J’ai couru vers le miroir. Quelques secondes après le choc, le tour de mon œil avait enflé de quatre fois sa taille normale. La tuméfaction s’était emplie de sang rouge vif.

« Je ne vais pas oser sortir », ai-je dit en prenant un paquet de glaçons de la main de Janna. Elle s’est mordu les lèvres et s’est répandue en excuses. J’ai appliqué la glace fermement contre mon œil, en espérant que la contusion aurait disparu le lendemain matin.

Malheureusement, le lendemain matin elle avait effectivement désenflé en partie et la rougeur avait disparu, mais la tuméfaction avait pris une teinte rose foncé. J’étais laide et je me sentais plus laide encore.

J‘ai essayé de me maquiller l’œil mais cela donnait une couleur violacée à la contusion. Et rien ne pouvait cacher le gonflement. J’ai fini par mettre un chapeau que j’ai rabattu tellement que je voyais à peine sous le bord.

Ce jour-là, à l’école, j’ai eu l’impression que tout le monde avait les yeux fixés sur moi. Je refusais de regarder les gens dans les yeux. Pendant des jours, je n’arrivais pas à penser à autre chose malgré les tentatives de mes amies pour me remonter le moral.

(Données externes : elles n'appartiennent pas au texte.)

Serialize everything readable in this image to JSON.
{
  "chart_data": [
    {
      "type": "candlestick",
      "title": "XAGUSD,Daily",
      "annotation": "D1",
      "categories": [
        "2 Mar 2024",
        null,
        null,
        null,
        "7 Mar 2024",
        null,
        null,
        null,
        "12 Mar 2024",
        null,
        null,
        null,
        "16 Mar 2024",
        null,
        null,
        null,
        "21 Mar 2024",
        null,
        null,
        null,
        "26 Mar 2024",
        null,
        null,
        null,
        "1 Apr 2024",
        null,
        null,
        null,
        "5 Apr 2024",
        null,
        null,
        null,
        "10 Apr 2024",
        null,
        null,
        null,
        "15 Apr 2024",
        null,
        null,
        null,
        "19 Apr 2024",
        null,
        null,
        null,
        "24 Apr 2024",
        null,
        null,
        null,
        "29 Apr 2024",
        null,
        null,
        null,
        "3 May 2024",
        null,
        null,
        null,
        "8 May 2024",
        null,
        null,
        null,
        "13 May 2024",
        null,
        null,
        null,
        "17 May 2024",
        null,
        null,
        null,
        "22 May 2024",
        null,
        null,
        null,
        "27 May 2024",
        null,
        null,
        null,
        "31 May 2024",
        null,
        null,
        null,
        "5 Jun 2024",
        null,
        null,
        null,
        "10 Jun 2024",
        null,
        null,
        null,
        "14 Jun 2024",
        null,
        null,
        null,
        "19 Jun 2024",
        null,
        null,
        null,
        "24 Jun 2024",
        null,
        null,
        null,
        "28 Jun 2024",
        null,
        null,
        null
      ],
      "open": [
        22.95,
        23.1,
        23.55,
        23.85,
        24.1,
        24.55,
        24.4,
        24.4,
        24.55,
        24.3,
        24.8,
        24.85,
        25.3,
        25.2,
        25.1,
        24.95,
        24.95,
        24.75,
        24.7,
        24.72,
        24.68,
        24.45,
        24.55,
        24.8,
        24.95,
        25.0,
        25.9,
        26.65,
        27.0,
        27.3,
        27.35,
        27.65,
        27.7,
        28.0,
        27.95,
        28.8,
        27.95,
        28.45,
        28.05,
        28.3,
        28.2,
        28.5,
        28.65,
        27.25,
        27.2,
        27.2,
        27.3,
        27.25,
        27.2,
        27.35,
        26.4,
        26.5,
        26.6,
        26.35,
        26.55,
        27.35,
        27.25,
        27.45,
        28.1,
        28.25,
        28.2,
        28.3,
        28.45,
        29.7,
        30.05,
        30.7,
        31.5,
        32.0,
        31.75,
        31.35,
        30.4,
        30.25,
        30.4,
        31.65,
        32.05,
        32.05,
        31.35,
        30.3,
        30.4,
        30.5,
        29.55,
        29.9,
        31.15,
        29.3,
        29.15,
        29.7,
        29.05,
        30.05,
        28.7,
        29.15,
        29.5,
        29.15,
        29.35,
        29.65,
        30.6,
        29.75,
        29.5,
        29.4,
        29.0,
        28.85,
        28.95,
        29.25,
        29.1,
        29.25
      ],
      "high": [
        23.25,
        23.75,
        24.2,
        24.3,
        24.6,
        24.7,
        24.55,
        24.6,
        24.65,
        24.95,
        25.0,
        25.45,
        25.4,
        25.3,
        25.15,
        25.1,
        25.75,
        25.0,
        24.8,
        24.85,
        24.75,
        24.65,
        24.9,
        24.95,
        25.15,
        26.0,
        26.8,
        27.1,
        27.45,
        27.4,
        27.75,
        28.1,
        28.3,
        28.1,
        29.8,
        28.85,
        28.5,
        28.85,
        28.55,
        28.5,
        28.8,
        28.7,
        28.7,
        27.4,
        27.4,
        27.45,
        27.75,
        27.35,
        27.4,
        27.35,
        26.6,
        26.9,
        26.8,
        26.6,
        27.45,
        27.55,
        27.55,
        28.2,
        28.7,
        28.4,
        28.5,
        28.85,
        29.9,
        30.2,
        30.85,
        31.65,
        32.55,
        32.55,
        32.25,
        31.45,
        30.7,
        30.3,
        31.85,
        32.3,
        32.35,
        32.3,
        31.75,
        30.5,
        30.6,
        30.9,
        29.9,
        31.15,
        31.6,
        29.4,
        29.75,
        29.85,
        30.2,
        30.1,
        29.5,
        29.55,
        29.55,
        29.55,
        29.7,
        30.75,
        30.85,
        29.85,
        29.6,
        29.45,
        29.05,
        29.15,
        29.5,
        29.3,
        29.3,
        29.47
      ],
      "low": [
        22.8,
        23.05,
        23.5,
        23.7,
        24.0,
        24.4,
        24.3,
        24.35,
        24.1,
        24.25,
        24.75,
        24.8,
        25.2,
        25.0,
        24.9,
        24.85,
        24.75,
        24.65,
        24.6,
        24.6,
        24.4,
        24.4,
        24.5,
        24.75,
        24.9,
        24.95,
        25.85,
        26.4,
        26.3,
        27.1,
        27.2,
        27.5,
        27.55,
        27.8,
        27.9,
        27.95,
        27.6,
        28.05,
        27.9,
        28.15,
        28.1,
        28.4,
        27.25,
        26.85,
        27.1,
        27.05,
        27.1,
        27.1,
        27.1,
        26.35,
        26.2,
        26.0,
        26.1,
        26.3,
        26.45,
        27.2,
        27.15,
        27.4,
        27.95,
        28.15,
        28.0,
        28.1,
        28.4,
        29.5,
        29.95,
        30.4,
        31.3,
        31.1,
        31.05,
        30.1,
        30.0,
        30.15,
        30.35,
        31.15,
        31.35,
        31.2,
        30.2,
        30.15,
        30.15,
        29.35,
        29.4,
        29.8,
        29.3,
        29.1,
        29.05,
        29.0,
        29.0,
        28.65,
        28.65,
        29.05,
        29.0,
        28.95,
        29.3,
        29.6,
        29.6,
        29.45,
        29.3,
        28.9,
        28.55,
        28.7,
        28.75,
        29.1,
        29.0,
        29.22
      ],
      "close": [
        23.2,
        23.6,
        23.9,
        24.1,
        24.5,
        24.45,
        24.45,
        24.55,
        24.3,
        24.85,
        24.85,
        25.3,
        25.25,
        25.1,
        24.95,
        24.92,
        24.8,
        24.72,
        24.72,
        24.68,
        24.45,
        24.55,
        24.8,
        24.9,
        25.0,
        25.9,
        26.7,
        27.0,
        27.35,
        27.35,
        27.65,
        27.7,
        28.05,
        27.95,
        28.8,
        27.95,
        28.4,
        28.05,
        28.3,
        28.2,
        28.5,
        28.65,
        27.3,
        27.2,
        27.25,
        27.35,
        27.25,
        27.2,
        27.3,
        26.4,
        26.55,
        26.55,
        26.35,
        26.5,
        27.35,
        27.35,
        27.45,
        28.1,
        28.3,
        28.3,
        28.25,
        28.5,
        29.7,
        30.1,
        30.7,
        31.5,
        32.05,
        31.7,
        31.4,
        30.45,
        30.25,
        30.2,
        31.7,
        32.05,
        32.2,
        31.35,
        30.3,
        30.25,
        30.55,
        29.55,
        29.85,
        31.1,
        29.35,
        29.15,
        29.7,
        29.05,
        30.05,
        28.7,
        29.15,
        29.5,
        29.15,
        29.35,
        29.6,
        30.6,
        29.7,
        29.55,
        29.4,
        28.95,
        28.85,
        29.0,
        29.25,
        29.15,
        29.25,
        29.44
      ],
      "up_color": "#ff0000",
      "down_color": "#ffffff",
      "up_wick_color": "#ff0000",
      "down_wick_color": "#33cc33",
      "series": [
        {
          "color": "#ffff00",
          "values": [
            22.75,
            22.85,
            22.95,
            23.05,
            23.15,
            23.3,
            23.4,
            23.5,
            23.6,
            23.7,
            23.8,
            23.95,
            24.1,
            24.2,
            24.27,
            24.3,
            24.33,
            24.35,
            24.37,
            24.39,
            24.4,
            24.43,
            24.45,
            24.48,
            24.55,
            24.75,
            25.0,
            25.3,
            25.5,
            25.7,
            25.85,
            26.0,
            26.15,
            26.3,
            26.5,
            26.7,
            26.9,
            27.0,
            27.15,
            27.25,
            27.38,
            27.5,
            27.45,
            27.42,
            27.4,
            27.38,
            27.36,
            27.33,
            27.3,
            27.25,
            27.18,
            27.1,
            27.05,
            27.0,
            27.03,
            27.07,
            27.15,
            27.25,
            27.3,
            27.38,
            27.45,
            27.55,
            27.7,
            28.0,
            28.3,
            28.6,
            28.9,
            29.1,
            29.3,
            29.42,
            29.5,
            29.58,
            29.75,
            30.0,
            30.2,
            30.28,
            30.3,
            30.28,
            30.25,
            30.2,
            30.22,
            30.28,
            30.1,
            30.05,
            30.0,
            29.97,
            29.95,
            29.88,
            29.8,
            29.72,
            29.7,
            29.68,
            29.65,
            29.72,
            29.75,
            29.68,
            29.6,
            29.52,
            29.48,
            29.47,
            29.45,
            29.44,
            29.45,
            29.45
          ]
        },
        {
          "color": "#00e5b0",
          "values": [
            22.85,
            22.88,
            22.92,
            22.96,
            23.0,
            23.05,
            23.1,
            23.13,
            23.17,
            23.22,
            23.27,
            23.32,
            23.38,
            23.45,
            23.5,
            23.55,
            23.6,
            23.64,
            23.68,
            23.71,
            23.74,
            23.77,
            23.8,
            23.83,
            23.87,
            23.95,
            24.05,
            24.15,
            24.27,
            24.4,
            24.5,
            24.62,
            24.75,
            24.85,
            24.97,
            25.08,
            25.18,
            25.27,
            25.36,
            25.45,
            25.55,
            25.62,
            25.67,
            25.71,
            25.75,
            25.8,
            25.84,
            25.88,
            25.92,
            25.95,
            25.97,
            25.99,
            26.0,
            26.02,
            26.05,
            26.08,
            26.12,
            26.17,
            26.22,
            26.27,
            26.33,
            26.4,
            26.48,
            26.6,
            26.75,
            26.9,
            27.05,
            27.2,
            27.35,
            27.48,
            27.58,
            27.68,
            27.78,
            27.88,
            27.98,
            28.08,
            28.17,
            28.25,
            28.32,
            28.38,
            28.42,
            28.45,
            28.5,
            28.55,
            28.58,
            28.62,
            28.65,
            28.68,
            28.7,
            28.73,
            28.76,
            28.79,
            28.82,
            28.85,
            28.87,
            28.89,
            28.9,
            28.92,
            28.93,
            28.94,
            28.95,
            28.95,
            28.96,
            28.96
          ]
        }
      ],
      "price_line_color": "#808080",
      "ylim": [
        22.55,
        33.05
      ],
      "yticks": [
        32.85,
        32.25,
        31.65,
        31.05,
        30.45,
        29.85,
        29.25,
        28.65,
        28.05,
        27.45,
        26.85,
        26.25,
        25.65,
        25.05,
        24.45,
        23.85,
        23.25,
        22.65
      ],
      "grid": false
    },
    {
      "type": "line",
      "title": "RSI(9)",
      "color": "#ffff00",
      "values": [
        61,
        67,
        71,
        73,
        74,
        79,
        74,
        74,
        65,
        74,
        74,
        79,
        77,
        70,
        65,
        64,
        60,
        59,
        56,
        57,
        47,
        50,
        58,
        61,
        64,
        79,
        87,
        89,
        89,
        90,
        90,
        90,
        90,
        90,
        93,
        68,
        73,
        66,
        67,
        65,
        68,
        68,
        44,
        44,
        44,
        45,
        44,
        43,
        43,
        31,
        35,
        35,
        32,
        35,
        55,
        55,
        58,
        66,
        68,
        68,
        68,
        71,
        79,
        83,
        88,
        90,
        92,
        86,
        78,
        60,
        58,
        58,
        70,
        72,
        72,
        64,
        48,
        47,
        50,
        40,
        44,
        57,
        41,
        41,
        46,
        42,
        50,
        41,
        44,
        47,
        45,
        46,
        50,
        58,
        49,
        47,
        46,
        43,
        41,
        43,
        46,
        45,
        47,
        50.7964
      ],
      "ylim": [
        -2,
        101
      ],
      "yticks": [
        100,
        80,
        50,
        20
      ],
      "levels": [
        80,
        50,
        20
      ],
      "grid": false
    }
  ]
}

Le dimanche, j’étais grognon parce que je ne pouvais pas porter mon chapeau à l’église. Mais tout a changé au cours d’une leçon de l’École du Dimanche.

L’instructeur a dit, en parlant de l’expiation et de la valeur individuelle : « Priez de manière à vous voir comme le Seigneur vous voit. »

J’ai touché ma contusion en me disant intérieurement : « Il me voit comme une fille avec un œil au beurre noir laid. » Alors, arrêtant de m’apitoyer sur moi-même, j’ai changé de façon de voir et je me suis demandé : « Comment notre Père céleste me voit-il ? »

Mes yeux se sont remplis de larmes lorsque j’ai pensé à l’amour qu’il a non seulement pour les autres mais aussi pour moi. J’ai compris la chose suivante : « Il me considère comme sa fille qui mérite le sacrifice de la vie de son Fils. »

J’ai senti l’Esprit me témoigner de la grande valeur de mon âme de fille de Dieu. Je me suis rappelé un passage d’Écriture que j’avais appris au séminaire. J’ai ouvert mes Écritures et l’ai trouvé dans 1 Samuel 16:7 : « Ne prends point garde à son apparence et à la hauteur de sa taille… L’Éternel ne considère pas ce que l’homme considère ; l’homme regarde à ce qui frappe les yeux, mais l’Éternel regarde au cœur. » Mon apparence extérieure n’avait pas autant d’importance que ma personnalité intérieure.

J’ai encore changé d’état d’esprit quand j’ai regardé autour de moi dans la salle et que j’ai éprouvé un amour immense pour les gens qui m’entouraient. La chaleur de l’amour de notre Père céleste m’a envahie et, un instant, il m’a semblé voir vu un peu mes camarades de classe comme notre Père céleste les voit : comme ses enfants.

J’ai ressenti la paix et le réconfort pendant le reste du jour du sabbat, ne me souciant plus de ce que les autres pensaient. Je les aimais et je les regardais tous dans les yeux, et des deux yeux.